People are living longer than ever, but there’s growing recognition that longer life expectancy is of little use unless we also delay the physical decline associated with old age. New research suggests doing so could be worth trillions of dollars in economic gains.
Over the last century, life expectancy has shot up across the world thanks to improvements in medicine, diet, and education. However, too often we are unable to make productive use of the extra years we have been blessed with due to the fact that old age is associated with a host of non-communicable diseases, general physical frailty, and disability.
This is driving a growing shift in focus from increasing lifespans to increasing “healthspans,” the number of years a person lives in good health. Key to this approach is a shift in focus from treating the individual diseases of old age to targeting the process of aging itself.
Besides allowing people to enjoy their advanced years, a strong argument for this approach is that boosting peoples’ healthspan will also allow them to remain economically productive for longer. That could be crucial for the future of countries across the developed world facing falling birth rates and graying populations.
Now researchers have used US economic, health, and demographic data to put a price on just how valuable such an intervention could be. In a paper in Nature Aging, they showed that treatments that slow down aging could be worth US$38 trillion for every extra year of life they give people.
This isn’t the first time someone has tried to pin a number on the benefits of slowing aging. The authors reference a 2013 study in Health Affairs, which estimated that a 2.2-year increase in life expectancy could be worth as much as $7.1 trillion over 50 years.
The new study uses a different methodology, though, known as value of statistical life. This is the measure used by various US agencies and represents how much people would be willing to pay to reduce their risk of dying. It incorporates concepts like health, consumption, and leisure, and therefore measures not just quantity but quality of life.
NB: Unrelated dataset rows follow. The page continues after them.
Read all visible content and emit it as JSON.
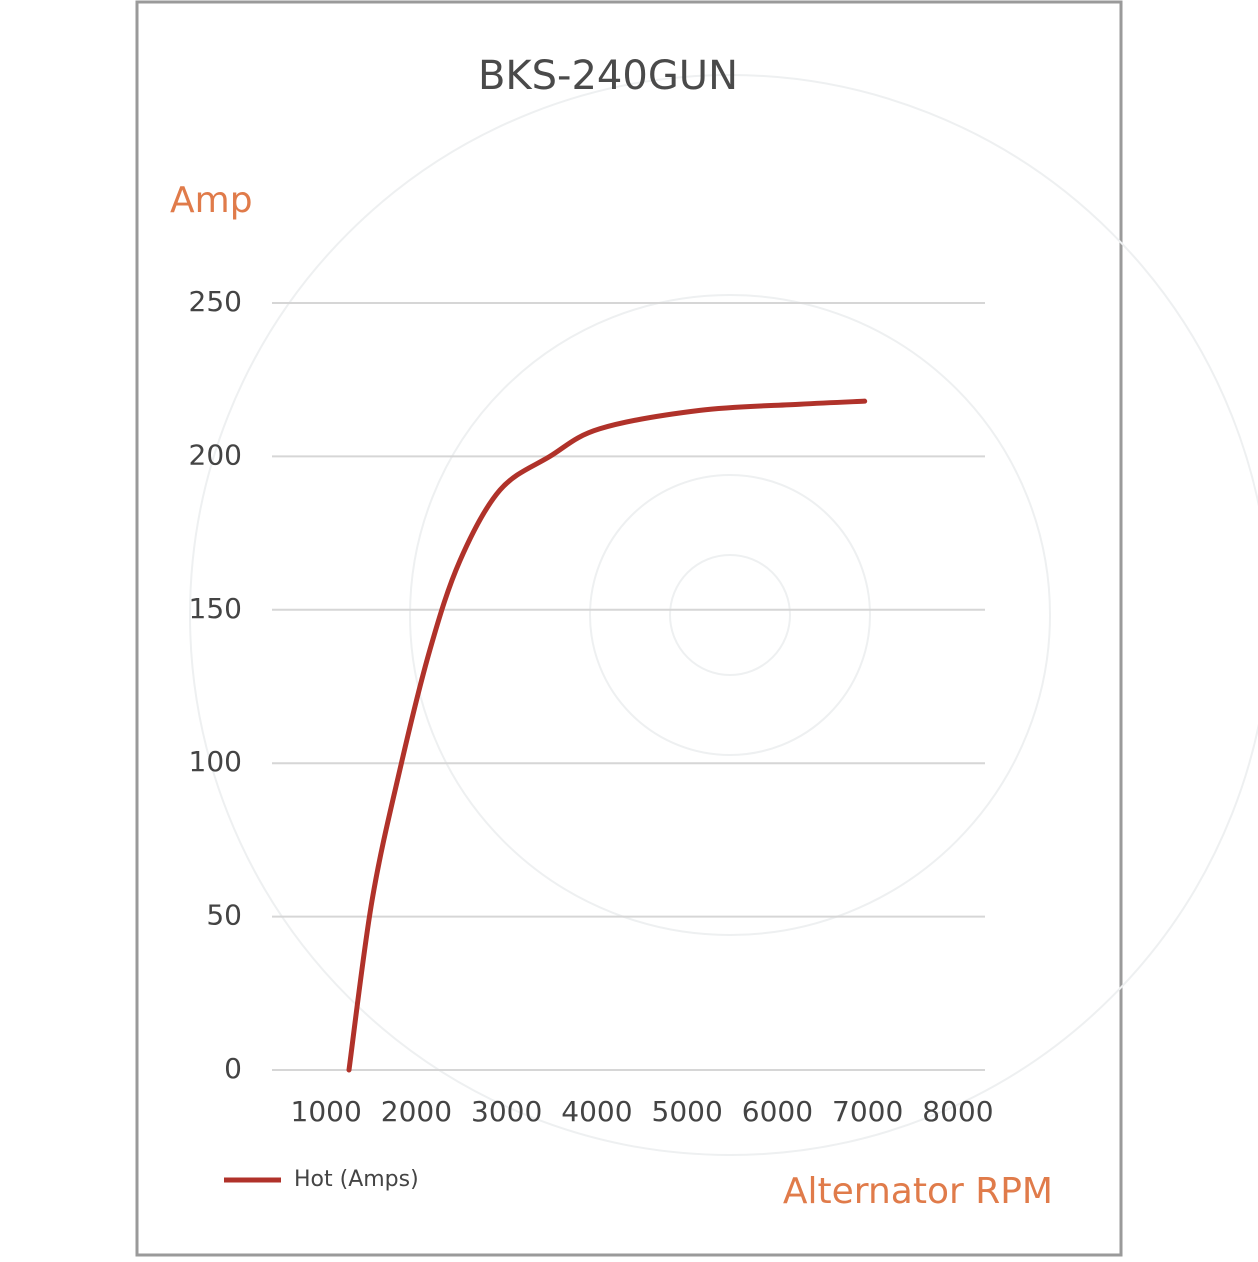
{
  "chart_data": {
    "type": "line",
    "title": "BKS-240GUN",
    "y_label": "Amp",
    "x_label": "Alternator RPM",
    "x": [
      1253,
      1507,
      1818,
      2150,
      2482,
      2925,
      3479,
      4032,
      5140,
      6247,
      6967
    ],
    "series": [
      {
        "name": "Hot (Amps)",
        "color": "#b0322a",
        "values": [
          0,
          55,
          98,
          137,
          166,
          189,
          200,
          209,
          215,
          217,
          218
        ]
      }
    ],
    "xlim": [
      400,
      8300
    ],
    "xticks": [
      1000,
      2000,
      3000,
      4000,
      5000,
      6000,
      7000,
      8000
    ],
    "ylim": [
      0,
      250
    ],
    "yticks": [
      0,
      50,
      100,
      150,
      200,
      250
    ],
    "grid": true
  }
}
As a result, the approach achieves different results when applied to different scenarios. The researchers used it to assess the economic value of boosting lifespan but not healthspan, and healthspan but not lifespan. They found that increases in healthspan were more valued, but both of these scenarios were significantly less attractive than a scenario where healthspan and lifespan increased, which would be expected with successful anti-aging therapies.
To more precisely assess how powerful a general anti-aging therapy could be compared to simply treating specific diseases, the researchers then turned to the results of a recent study on patients taking metformin. The drug was designed to treat diabetes, but has recently received attention for its potential anti-aging effects.
A 2017 study in the Journal of Diabetes and its Complications on 40,000 older men with diabetes found that the drug reduced the incidence of a host of age-related conditions, like cardiovascular disease, dementia, and cancer. The researchers applied the proportional decrease found in this study to data on the number of deaths and years lost to illness due to each of these conditions in the US.
They found that the benefits of treatment with metformin in terms of increased life expectancy often matched or exceeded those from the complete eradication of cancer, dementia, or cardiovascular diseases.
Finally, to work out what the overall value would be of an anti-aging therapy that could extend both lifespan and healthspan, they applied the third scenario they investigated to current US Census Bureau data on the population, its age structure, and birth rates.
They found the value of a 1-year increase in life expectancy would be $37.6 trillion, and for a 10-year increase it would rise as high as $366.8 trillion. Most interestingly, they discovered that this anti-aging scenario would create a virtuous circle, because as delayed aging increases the average age of society and quality of life in later years, more people stand to benefit from further improvements in anti-aging therapies.
The authors note that the study does omit two crucial details that could have significant impacts on the value of such an intervention: health inequalities among the population being studied, and income inequality. The former is likely to further increase the value of anti-aging approaches, they note, but the latter could cause significant reductions in the value if the cost of therapies is high.
That means that while the potential for anti-aging therapies could be colossal, their true value will only become apparent if we can ensure widespread access to them.